Oui, il était tout cela, et nous ne devons jamais l’oublier. Mais il possédait aussi la force de la plus forte virilité. Il était doux, certes ; mais l’homme fort peut toujours être doux. Il était doux et humble, oui, dans une dépendance disciplinée et confiante envers son Père. Il n’était pas un simple visionnaire tranquille, ni un saint tristement contemplatif. Il était, comme le dit Tennyson, le « Fils fort de Dieu ». On l’appelait le « Maître » et les hommes l’appelaient ainsi parce que c’était vrai ; il était bel et bien le maître de leurs âmes.
La force du meilleur des hommes ne réside pas dans la simple force brute, mais dans une confiance tranquille en son pouvoir. Et parce que le Christ était ce genre d’homme, tout son ministère était un ministère de puissance. C’est pourquoi les hommes, lorsqu’ils levaient les yeux vers lui, obéissaient. Il les appelait de leurs maisons, de leurs bateaux, de leurs bureaux d’impôts, et ils écoutaient son appel et le suivaient. Si les femmes étaient attirées vers lui avec une loyauté et un dévouement particuliers, c’est en partie parce que les femmes, comme les hommes, sont séduites par des personnalités autoritaires. Comme il combinait merveilleusement tout ce qu’il y a de meilleur chez la femme et tout ce qu’il y a de meilleur chez l’homme ! Il avait une endurance patiente et une force de caractère merveilleuse, [ p. 72 ] la capacité de souffrir et de défier. Il était le seul homme à avoir combiné la beauté de la tendresse féminine avec la force d’une virilité des plus robustes. Dans le même hymne dans lequel nous le chantons comme « Jésus doux et aimable », nous l’appelons « Fils du Dieu très-haut ».

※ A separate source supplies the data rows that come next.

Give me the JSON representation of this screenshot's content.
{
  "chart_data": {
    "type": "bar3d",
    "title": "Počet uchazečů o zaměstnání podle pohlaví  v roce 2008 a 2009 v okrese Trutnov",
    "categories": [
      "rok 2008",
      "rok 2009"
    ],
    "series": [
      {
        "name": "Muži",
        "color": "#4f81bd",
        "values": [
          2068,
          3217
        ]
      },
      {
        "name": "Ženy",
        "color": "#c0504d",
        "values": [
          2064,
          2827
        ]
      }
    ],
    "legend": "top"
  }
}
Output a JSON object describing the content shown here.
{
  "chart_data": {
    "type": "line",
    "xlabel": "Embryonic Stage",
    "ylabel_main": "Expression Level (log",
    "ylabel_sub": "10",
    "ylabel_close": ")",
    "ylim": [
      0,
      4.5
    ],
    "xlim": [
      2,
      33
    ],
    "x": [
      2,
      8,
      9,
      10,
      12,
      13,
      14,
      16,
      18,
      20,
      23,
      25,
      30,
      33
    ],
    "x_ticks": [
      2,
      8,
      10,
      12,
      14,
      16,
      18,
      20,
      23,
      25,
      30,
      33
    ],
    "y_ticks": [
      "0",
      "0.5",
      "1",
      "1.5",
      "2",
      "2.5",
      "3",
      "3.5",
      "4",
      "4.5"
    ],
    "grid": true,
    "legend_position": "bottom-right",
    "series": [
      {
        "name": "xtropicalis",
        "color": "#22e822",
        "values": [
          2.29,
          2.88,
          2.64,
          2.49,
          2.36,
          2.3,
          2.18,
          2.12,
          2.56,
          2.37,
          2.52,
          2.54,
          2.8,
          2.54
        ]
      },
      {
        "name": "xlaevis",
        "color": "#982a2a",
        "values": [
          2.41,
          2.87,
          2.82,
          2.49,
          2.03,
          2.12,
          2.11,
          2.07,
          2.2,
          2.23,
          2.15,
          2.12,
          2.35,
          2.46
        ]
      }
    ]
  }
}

Prenons quelques exemples : il est « mené comme un agneau à l’abattoir », mais « il est résolu à se rendre à Jérusalem » ; un homme, un homme, avec un destin d’homme, et l’affrontant avec une telle résolution que ses disciples, qui le suivent, « sont stupéfaits et effrayés ». Il pleure d’amour et de pitié pour Jérusalem ; mais dans le temple, il est terrible, comme avec son fouet de joncs, il chasse ceux qui souillent ses cours par un commerce bruyant. Il prie à Gethsémani, affligé d’émotion ; mais lorsqu’il sort du jardin, la foule des soldats tremble devant son regard sévère. Il est tout en douceur envers la femme pécheresse ; mais il se tient face aux pharisiens et est impitoyable dans ses dénonciations – ses paroles mordent et brûlent, et elles sont jetées dans la gueule même des hommes qui ont le pouvoir de le conduire à la mort. Les petits enfants aiment être près de lui et n’ont pas peur en sa présence ; mais son message à Hérode commence ainsi : « Va prévenir ce renard. » Même ses adversaires reconnaissent son intrépidité : « Maître, nous savons que tu es fidèle et que tu ne te soucies de personne ; tu n’as pas d’égards pour les personnes. »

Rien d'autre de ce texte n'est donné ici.